Pertama, praktek korupsi yang dengan
pemberian dana untuk mempercepat sesuatu urusan (speed money) sehingga memungkinkan pelaku ekonomi terhindar dari
penundaan-penundaan urusannya. Sebagaimana diketahui, terhindar penundaan bagi
aktivitas ekonomi berarti biaya, baik itu dari sisi peluang usaha yang mungkin
lepas, ataupun biaya-biaya dari bunga, dan ongkos lainnya. Ini dapat mendukung
pertumbuhan apabila negara tersebut aturan birokrasinya sangat buruk. Kedua, adanya korupsi ini dapat
mendorong pegawai pemerintah untuk bekerja lebih keras. Mereka yang sebelumnya
tidak terlalu bersemangat menyelesaikan urusan rutinnya menjadi terstimulasi
untuk bekerja karena adanya insentif dari uang pelayanannya. Hal yang seperti
ini dapat terjadi di negara manapun.
3.
Namun demikian, dari banyak pendapat dan studi yang ada lebih
cenderung berpandangan bahwa korupsi ini justru memperlambat atau menurunkan
pertumbuhan ekonomi, di samping juga menimbulkan ketidakadilan dan kesenjangan
pendapatan masyarakat.

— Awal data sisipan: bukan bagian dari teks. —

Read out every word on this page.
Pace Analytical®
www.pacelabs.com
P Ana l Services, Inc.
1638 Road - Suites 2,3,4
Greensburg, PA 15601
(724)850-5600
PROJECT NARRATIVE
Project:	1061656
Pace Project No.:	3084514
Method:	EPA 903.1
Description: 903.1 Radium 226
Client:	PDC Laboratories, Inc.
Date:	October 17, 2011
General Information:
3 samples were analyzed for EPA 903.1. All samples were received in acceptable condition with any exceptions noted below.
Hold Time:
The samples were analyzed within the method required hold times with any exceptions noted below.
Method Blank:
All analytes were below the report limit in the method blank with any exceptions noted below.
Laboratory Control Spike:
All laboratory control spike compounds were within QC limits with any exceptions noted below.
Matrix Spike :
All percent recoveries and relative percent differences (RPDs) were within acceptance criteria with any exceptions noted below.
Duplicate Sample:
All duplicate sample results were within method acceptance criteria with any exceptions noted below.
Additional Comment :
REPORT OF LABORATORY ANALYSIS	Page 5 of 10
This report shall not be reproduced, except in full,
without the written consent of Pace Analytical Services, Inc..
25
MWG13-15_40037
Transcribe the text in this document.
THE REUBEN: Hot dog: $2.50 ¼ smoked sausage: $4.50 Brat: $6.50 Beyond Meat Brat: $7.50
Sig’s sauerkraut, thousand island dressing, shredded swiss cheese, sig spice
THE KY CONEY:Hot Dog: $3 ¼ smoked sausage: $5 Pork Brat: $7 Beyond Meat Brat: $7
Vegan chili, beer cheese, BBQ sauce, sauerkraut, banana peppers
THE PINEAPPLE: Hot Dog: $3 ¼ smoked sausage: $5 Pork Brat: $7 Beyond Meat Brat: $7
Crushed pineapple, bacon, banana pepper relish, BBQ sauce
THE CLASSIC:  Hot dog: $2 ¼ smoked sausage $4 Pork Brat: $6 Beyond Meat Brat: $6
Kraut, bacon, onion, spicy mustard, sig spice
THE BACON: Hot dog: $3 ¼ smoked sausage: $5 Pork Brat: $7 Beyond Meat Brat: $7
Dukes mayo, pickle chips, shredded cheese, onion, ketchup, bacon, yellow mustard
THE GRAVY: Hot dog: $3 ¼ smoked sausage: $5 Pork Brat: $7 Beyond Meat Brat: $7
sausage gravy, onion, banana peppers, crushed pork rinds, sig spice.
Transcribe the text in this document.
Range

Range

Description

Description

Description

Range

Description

Temuan-temuan dari Murphy, Shleifer, dan Vishny (1991) menunjukkan bahwa negara-negara yang
banyak aktivitas korupsi atau “rent
seeking activities”-nya cenderung lambat pertumbuhan ekonominya. Pandangan
ini lebih mudah dipahami, karena adanya korupsi berarti ada biaya lain-lain,
atau akan mempersulit suatu aktivitas ekonomi, yang akibatnya bisa meninggikan
biaya atau memperkecil minat untuk melakukan investasi sehingga mengganggu
kelancaran pertumbuban ekonomi.
4.
Dari penelitiannya di 58 negara, termasuk Indonesia,
Mauro (1995) mempertegas pandangan yang menyatakan bahwa korupsi akan cenderung
memperlambat pertumbuhan ekonomi. Mauro beranggapan, korupsi yang minimal akan
melahirkan birokrasi yang efisien sehingga dapat mendukung peningkatan
investasi dan pertumbuhan ekonomi. Dengan mempertimbangkan aspek-aspek moral,
politik, sosial, budaya, dan keamanan, maka memang adalah sulit untuk
melegitimasi adanya suatu praktek korupsi. Karena bagaimanapun juga dampak
negatif dari praktek korupsi ini jauh lebih banyak dibandingkan dampak positifnya,
terutama bagi masyarakat.
5.
Secara formal, upaya untuk menghapuskan korupsi (juga
korupsi, nepotisme, dan kronisme) sudah cukup gencar dilakukan di tanah air,
dan ini merupakan bagian tak terpisahkan dari gerakan reformasi ekonomi yang
sedang berlangsung. Adanya praktek korupsi, kolusi, nepotisme dan kronisme atau
koncoisme), telah menimbulkan adanya pengalokasian sumber daya menjadi tidak
optimal, atau melahirkan ketidakefisienan dalam proses produksi. Keluaran
(output) dari suatu proses produksi menjadi lebih kecil dari yang seharusnya
terjadi jika tidak ada KKN. Dengan kata lain, biaya untuk memproduksikan barang
dan jasa tidak mencerminkan prinsip least
cost combination, atau kombinasi ongkos paling murah.
6.
Pengalokasian proyek kepada satu perusahaan, tanpa suatu
proses pelelangan yang fair, misalnya, dapat membuat perusahaan memaksakan
anggaran yang dibuatnya untuk disetujui, walaupun itu bukanlah yang termurah. Demikian
pula tender-tender yang hasilnya sudah diatur sebelumnya sudah merupakan
rahasia umum bagi publik di tanah air. Demikian pula praktik kong-kalikongantara wajib pajak dan
petugas pajak yang disinyalir menimbulkan kebocoran triliunan rupiah telah
mengurangi anggaran yan seharusnya bisa digunakan untuk kepentingan umum.
7.
Memang adanya korupsi tidak otomatis membuat suatu
perekonomian langsung ambruk dan tidak bisa berkembang. Sebagaimana yang
terlihat di negarakita, perekonomian tetap sempat mengalami pertumbuhan tinggi
di tengah badai korupsi tersebut. Namun perlu dicatat perkembangan pesat ini
dibarengi dengan eksploitasi dan perusakan sumberdaya alam secara
besar-besaran, serta membengkaknya utang luar negeri pemerintah dan swasta.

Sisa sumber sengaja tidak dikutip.